The ongoing Greek drama – it has been downgraded from a full-blown crisis – came about when the opposition refused to support the government's nominee for president for the third time, triggering a general election in January which was won by Syriza, at the head of a “radical coalition of the left”. They didn't exactly sweep to power, but did garner enough seats to form a coalition government which aimed to remove the “troika” from Greek affairs; slash the debt mountain by half (by getting the IMF and the Eurozone to pick up the tab); restore Greek dignity, ending the “humanitarian crisis” and get Germany to stump up a preposterously large sum in war reparations.
Prior to the fall of the outgoing government, the IMF and the Eurozone were on the cusp of disbursing the final tranche of €7.7 billion under the second bailout. Greece was arguing that it would not need a modest, third bailout as it would be able to meet its obligations through savings and a return to the money markets (Germany thought a further €10 billion was probably needed) and the country had posted a small economic surplus (later disputed). Things were on track.
For the vast majority of outsiders, the Syriza manifesto pledges were a simple wish list and about as likely as a visit from a jolly old man in a red suit that spends much of his year at the North Pole. Syriza was granted an extension to their bailout of three months to come up with what their creditors would see as viable plans for the nation's economic future. This time was frittered away and all that was seemingly achieved was the irritation and frustration of Greece's partners and creditors.

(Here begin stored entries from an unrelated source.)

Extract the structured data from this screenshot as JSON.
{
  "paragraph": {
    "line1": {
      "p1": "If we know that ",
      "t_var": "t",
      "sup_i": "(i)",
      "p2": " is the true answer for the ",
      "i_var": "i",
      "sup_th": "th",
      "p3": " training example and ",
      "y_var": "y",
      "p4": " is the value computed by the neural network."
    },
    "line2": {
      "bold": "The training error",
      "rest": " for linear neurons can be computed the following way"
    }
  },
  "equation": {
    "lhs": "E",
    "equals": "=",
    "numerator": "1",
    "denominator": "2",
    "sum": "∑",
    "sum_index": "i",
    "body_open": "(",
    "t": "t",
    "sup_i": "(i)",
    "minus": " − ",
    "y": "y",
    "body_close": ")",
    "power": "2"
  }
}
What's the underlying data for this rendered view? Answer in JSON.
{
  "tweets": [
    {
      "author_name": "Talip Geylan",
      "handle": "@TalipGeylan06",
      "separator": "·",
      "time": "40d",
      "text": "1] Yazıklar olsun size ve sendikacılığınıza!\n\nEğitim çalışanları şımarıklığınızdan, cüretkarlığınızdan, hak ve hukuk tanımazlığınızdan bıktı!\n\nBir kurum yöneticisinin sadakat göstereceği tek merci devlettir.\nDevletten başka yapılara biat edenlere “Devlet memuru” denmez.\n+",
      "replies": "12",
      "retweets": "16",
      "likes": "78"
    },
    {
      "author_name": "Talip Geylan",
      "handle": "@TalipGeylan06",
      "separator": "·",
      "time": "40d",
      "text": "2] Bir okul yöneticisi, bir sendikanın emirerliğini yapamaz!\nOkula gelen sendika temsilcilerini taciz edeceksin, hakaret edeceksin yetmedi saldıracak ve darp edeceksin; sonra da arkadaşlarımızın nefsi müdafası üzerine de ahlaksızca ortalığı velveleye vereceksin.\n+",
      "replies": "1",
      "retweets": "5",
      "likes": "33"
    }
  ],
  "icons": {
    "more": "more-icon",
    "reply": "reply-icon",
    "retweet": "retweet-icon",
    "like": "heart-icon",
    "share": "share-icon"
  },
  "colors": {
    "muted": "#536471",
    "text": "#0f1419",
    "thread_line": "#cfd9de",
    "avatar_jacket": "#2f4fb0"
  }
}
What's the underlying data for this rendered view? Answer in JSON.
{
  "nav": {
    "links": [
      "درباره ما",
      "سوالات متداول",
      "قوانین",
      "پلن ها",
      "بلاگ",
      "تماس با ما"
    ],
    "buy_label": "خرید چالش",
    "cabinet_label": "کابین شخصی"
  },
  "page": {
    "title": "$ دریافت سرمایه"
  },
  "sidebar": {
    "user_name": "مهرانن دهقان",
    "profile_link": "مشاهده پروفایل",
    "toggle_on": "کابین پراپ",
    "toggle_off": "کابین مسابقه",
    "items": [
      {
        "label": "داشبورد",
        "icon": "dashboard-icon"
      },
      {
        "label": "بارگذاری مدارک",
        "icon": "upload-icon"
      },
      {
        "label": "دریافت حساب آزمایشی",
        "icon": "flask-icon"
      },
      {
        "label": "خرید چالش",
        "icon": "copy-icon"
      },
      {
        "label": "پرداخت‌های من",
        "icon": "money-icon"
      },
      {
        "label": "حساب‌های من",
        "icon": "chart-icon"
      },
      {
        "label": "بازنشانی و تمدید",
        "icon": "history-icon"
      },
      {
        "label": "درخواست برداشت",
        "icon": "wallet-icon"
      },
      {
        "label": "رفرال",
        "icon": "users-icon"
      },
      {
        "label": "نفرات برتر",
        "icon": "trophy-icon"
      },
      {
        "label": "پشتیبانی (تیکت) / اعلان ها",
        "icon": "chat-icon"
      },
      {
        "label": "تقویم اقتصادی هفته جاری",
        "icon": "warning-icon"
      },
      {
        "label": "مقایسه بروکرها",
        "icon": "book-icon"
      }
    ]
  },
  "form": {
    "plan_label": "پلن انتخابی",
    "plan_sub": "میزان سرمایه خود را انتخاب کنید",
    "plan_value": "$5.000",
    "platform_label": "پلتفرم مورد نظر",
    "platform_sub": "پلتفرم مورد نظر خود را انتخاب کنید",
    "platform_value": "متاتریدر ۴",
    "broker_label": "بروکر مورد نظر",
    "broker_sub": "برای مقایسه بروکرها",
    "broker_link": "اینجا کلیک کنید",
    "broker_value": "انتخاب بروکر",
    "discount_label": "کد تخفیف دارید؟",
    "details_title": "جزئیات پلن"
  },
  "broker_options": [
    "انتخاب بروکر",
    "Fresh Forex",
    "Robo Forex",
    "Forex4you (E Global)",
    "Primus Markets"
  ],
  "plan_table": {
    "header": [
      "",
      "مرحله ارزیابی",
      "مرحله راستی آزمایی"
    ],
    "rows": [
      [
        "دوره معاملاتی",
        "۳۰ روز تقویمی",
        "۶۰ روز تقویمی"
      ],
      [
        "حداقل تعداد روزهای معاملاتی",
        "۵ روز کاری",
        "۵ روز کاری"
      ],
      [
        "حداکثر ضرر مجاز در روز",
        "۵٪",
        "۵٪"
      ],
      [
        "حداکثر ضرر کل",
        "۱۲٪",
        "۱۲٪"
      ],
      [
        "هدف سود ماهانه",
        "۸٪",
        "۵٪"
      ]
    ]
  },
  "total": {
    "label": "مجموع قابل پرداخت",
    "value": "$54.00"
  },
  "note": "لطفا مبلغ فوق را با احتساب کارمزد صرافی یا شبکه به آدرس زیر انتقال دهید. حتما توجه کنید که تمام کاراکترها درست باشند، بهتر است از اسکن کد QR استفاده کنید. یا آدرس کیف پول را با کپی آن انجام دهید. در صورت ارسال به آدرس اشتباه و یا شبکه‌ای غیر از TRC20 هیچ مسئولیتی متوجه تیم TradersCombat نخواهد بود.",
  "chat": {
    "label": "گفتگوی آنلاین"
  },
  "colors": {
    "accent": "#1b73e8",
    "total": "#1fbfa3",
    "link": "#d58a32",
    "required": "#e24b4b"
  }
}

Beyond the hour for agreement (showing how keen Eurozone members were to see the bloc remain as a whole) negotiations were being held until the Greeks abruptly called a referendum, asking their citizens to reject further austerity – which they did. The “no” vote would trigger a deal within 48 hours and allow the banks to open within 24 hours, Syriza told the people. Rather than the “no” vote causing a crisis amongst the other 18 Eurozone states which would have them pleading for an accord on Greek terms, it suddenly became clear to Syriza that their partners were making plans for a Grexit (they never did explain how such a vote would magic enough money into Greek banks that they could open within 24 hours, of course. In the event, they stayed closed for a further 2 weeks). Eurozone leaders didn't even discuss the matter until the Wednesday after the Sunday vote.